Mealstrom’s previous story format kept a very light user message, putting most of the story into the title and the body.  This was in keeping with the my (too conservative) understanding of what was allowed and with the older version of feed stories.  As you can see, though, it produced a visually soft result, filled with gray and small text.  No good!

Old Feed Story

Old feed story -- staid.

The new Facebook story uses your meal description as your user message — the big, black, luxurious block of text that shows so prominently.  Many thanks to my friend Luke for suggesting that change.  It’s a big improvement.

New feed story -- snazzy!

New feed story -- snazzy!

The story title now also includes the picture count to tell viewers if there’s more to see when they click through; previously, your amazing fifth picture might as well have been a blank wall, for all anyone would see it or know about it.  Thanks to previous though then-unmentioned updates, viewers can now share your meal, view your meal blog on Mealstrom.com, or start their own.

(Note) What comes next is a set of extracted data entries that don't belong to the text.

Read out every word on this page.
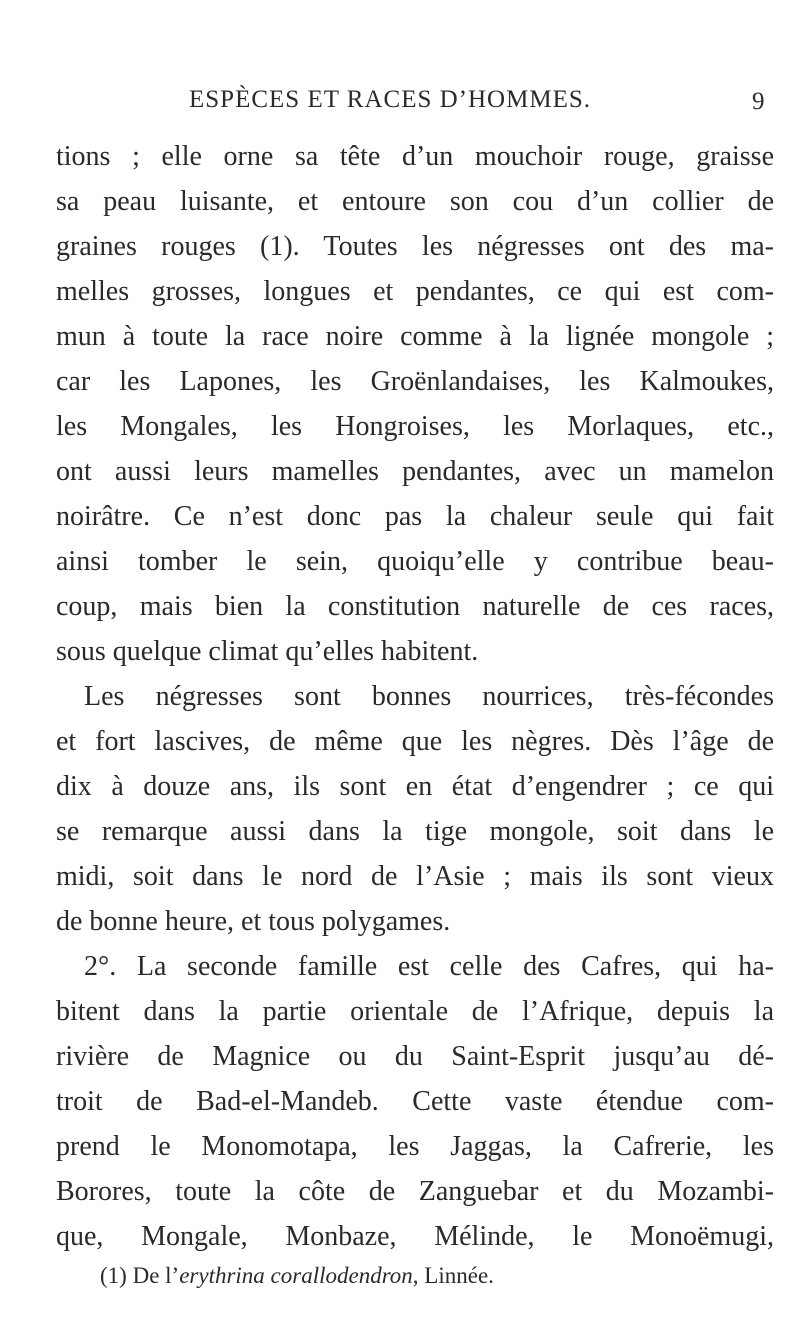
ESPÈCES ET RACES D’HOMMES.	9
tions ; elle orne sa tête d’un mouchoir rouge, graisse
sa peau luisante, et entoure son cou d’un collier de
graines rouges (1). Toutes les négresses ont des ma-
melles grosses, longues et pendantes, ce qui est com-
mun à toute la race noire comme à la lignée mongole ;
car les Lapones, les Groënlandaises, les Kalmoukes,
les Mongales, les Hongroises, les Morlaques, etc.,
ont aussi leurs mamelles pendantes, avec un mamelon
noirâtre. Ce n’est donc pas la chaleur seule qui fait
ainsi tomber le sein, quoiqu’elle y contribue beau-
coup, mais bien la constitution naturelle de ces races,
sous quelque climat qu’elles habitent.
Les négresses sont bonnes nourrices, très-fécondes
et fort lascives, de même que les nègres. Dès l’âge de
dix à douze ans, ils sont en état d’engendrer ; ce qui
se remarque aussi dans la tige mongole, soit dans le
midi, soit dans le nord de l’Asie ; mais ils sont vieux
de bonne heure, et tous polygames.
2°. La seconde famille est celle des Cafres, qui ha-
bitent dans la partie orientale de l’Afrique, depuis la
rivière de Magnice ou du Saint-Esprit jusqu’au dé-
troit de Bad-el-Mandeb. Cette vaste étendue com-
prend le Monomotapa, les Jaggas, la Cafrerie, les
Borores, toute la côte de Zanguebar et du Mozambi-
que, Mongale, Monbaze, Mélinde, le Monoëmugi,
(1) De l’erythrina corallodendron, Linnée.
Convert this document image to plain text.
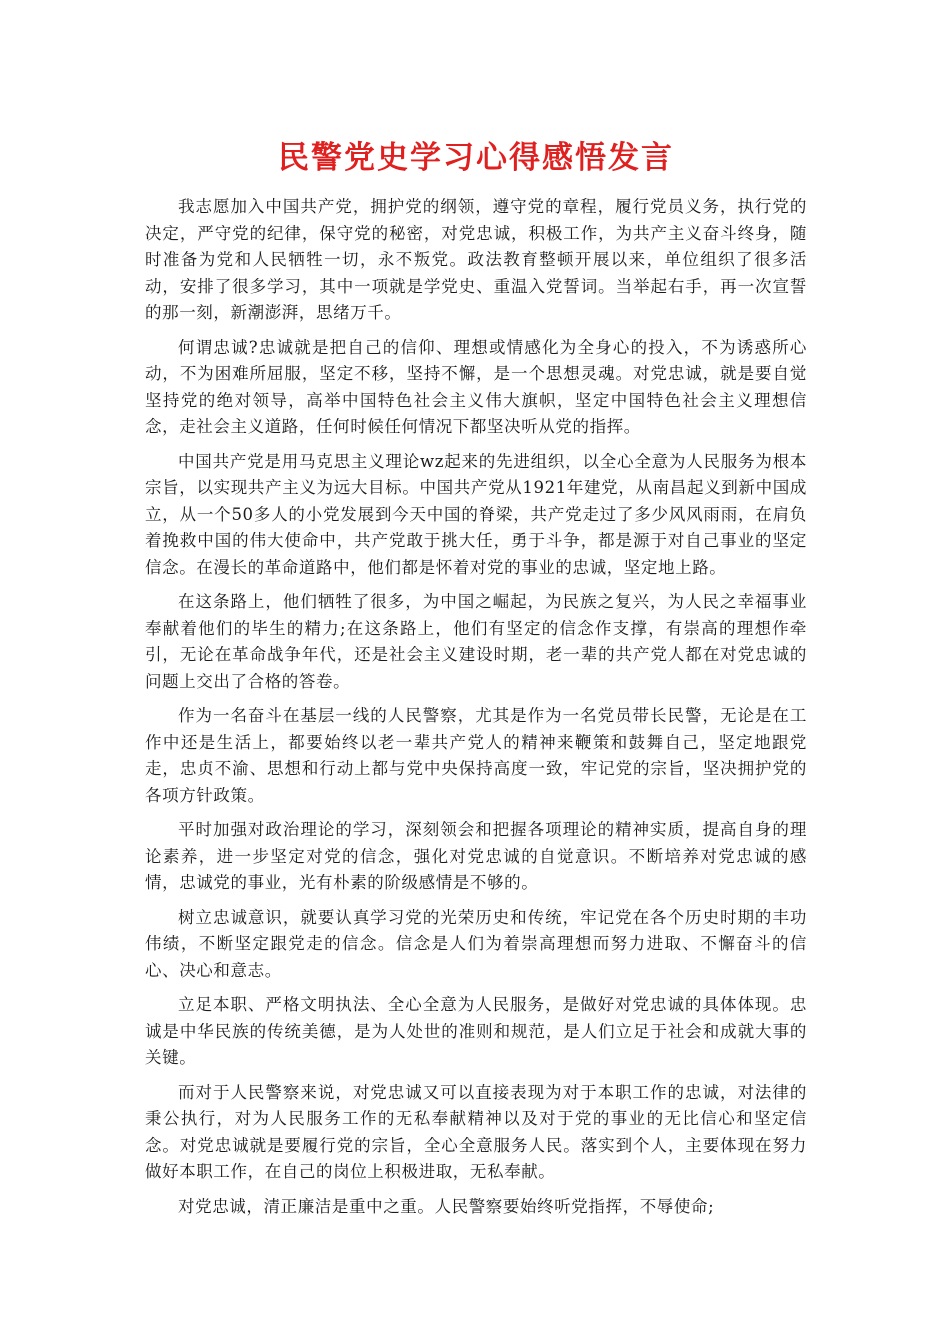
民警党史学习心得感悟发言

我志愿加入中国共产党，拥护党的纲领，遵守党的章程，履行党员义务，执行党的决定，严守党的纪律，保守党的秘密，对党忠诚，积极工作，为共产主义奋斗终身，随时准备为党和人民牺牲一切，永不叛党。政法教育整顿开展以来，单位组织了很多活动，安排了很多学习，其中一项就是学党史、重温入党誓词。当举起右手，再一次宣誓的那一刻，新潮澎湃，思绪万千。

何谓忠诚?忠诚就是把自己的信仰、理想或情感化为全身心的投入，不为诱惑所心动，不为困难所屈服，坚定不移，坚持不懈，是一个思想灵魂。对党忠诚，就是要自觉坚持党的绝对领导，高举中国特色社会主义伟大旗帜，坚定中国特色社会主义理想信念，走社会主义道路，任何时候任何情况下都坚决听从党的指挥。

中国共产党是用马克思主义理论wz起来的先进组织，以全心全意为人民服务为根本宗旨，以实现共产主义为远大目标。中国共产党从1921年建党，从南昌起义到新中国成立，从一个50多人的小党发展到今天中国的脊梁，共产党走过了多少风风雨雨，在肩负着挽救中国的伟大使命中，共产党敢于挑大任，勇于斗争，都是源于对自己事业的坚定信念。在漫长的革命道路中，他们都是怀着对党的事业的忠诚，坚定地上路。

在这条路上，他们牺牲了很多，为中国之崛起，为民族之复兴，为人民之幸福事业奉献着他们的毕生的精力;在这条路上，他们有坚定的信念作支撑，有崇高的理想作牵引，无论在革命战争年代，还是社会主义建设时期，老一辈的共产党人都在对党忠诚的问题上交出了合格的答卷。

作为一名奋斗在基层一线的人民警察，尤其是作为一名党员带长民警，无论是在工作中还是生活上，都要始终以老一辈共产党人的精神来鞭策和鼓舞自己，坚定地跟党走，忠贞不渝、思想和行动上都与党中央保持高度一致，牢记党的宗旨，坚决拥护党的各项方针政策。

平时加强对政治理论的学习，深刻领会和把握各项理论的精神实质，提高自身的理论素养，进一步坚定对党的信念，强化对党忠诚的自觉意识。不断培养对党忠诚的感情，忠诚党的事业，光有朴素的阶级感情是不够的。

树立忠诚意识，就要认真学习党的光荣历史和传统，牢记党在各个历史时期的丰功伟绩，不断坚定跟党走的信念。信念是人们为着崇高理想而努力进取、不懈奋斗的信心、决心和意志。

立足本职、严格文明执法、全心全意为人民服务，是做好对党忠诚的具体体现。忠诚是中华民族的传统美德，是为人处世的准则和规范，是人们立足于社会和成就大事的关键。

而对于人民警察来说，对党忠诚又可以直接表现为对于本职工作的忠诚，对法律的秉公执行，对为人民服务工作的无私奉献精神以及对于党的事业的无比信心和坚定信念。对党忠诚就是要履行党的宗旨，全心全意服务人民。落实到个人，主要体现在努力做好本职工作，在自己的岗位上积极进取，无私奉献。

对党忠诚，清正廉洁是重中之重。人民警察要始终听党指挥，不辱使命;
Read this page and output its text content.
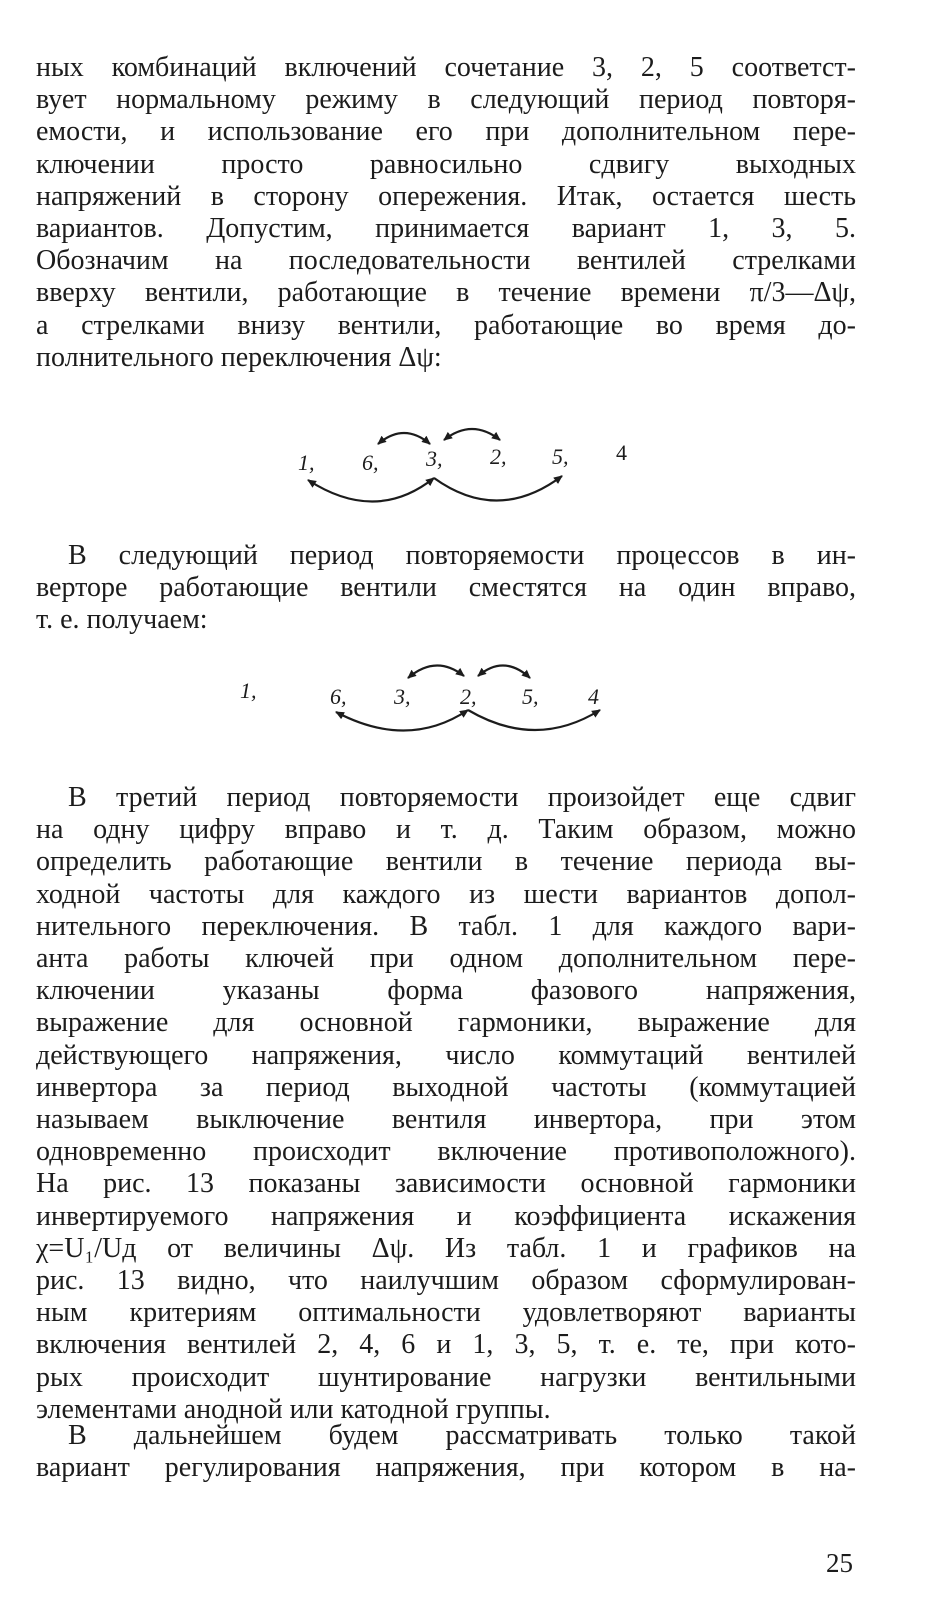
ных комбинаций включений сочетание 3, 2, 5 соответст-
вует нормальному режиму в следующий период повторя-
емости, и использование его при дополнительном пере-
ключении просто равносильно сдвигу выходных
напряжений в сторону опережения. Итак, остается шесть
вариантов. Допустим, принимается вариант 1, 3, 5.
Обозначим на последовательности вентилей стрелками
вверху вентили, работающие в течение времени π/3—Δψ,
а стрелками внизу вентили, работающие во время до-
полнительного переключения Δψ:
1, 6, 3, 2, 5, 4
В следующий период повторяемости процессов в ин-
верторе работающие вентили сместятся на один вправо,
т. е. получаем:
1,	6, 3, 2, 5, 4
В третий период повторяемости произойдет еще сдвиг
на одну цифру вправо и т. д. Таким образом, можно
определить работающие вентили в течение периода вы-
ходной частоты для каждого из шести вариантов допол-
нительного переключения. В табл. 1 для каждого вари-
анта работы ключей при одном дополнительном пере-
ключении указаны форма фазового напряжения,
выражение для основной гармоники, выражение для
действующего напряжения, число коммутаций вентилей
инвертора за период выходной частоты (коммутацией
называем выключение вентиля инвертора, при этом
одновременно происходит включение противоположного).
На рис. 13 показаны зависимости основной гармоники
инвертируемого напряжения и коэффициента искажения
χ=U₁/Uд от величины Δψ. Из табл. 1 и графиков на
рис. 13 видно, что наилучшим образом сформулирован-
ным критериям оптимальности удовлетворяют варианты
включения вентилей 2, 4, 6 и 1, 3, 5, т. е. те, при кото-
рых происходит шунтирование нагрузки вентильными
элементами анодной или катодной группы.
В дальнейшем будем рассматривать только такой
вариант регулирования напряжения, при котором в на-
25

Naturally, this isn’t the end of the (feed) story.  The newly blank space under the pictures is going to be perfect for showing whom you ate with once I roll out friend tagging.  It may also show what you thought of your meal (via the new Eating Habits tools mentioned in a recent post), where specifically you ate, or other cool new things.  You’ll get finer control over what gets published as these changes roll out, too.  (Anything you’d want to see published?  Leave a comment!)

That’s that for today — have a great 4th of July (bbq for me!) and happy eating,

Alex


PS Bonus retrospective: to give you an idea of how things were when I was your age, check out the original feed story format.  It’ll give you an idea of how much better things are now.  Egregiously, you didn’t see the whole meal — I hadn’t yet accepted the value of being fully open and giving users the power to completely share their data, so the feed story cut off at about 300 characters (without even a “more” link).  There was also no way to share a post (not that the current way is great; Facebook needs to open up the popup share form their own posts get to use).

Like discovering ancient cave paintings

Like discovering ancient cave paintings.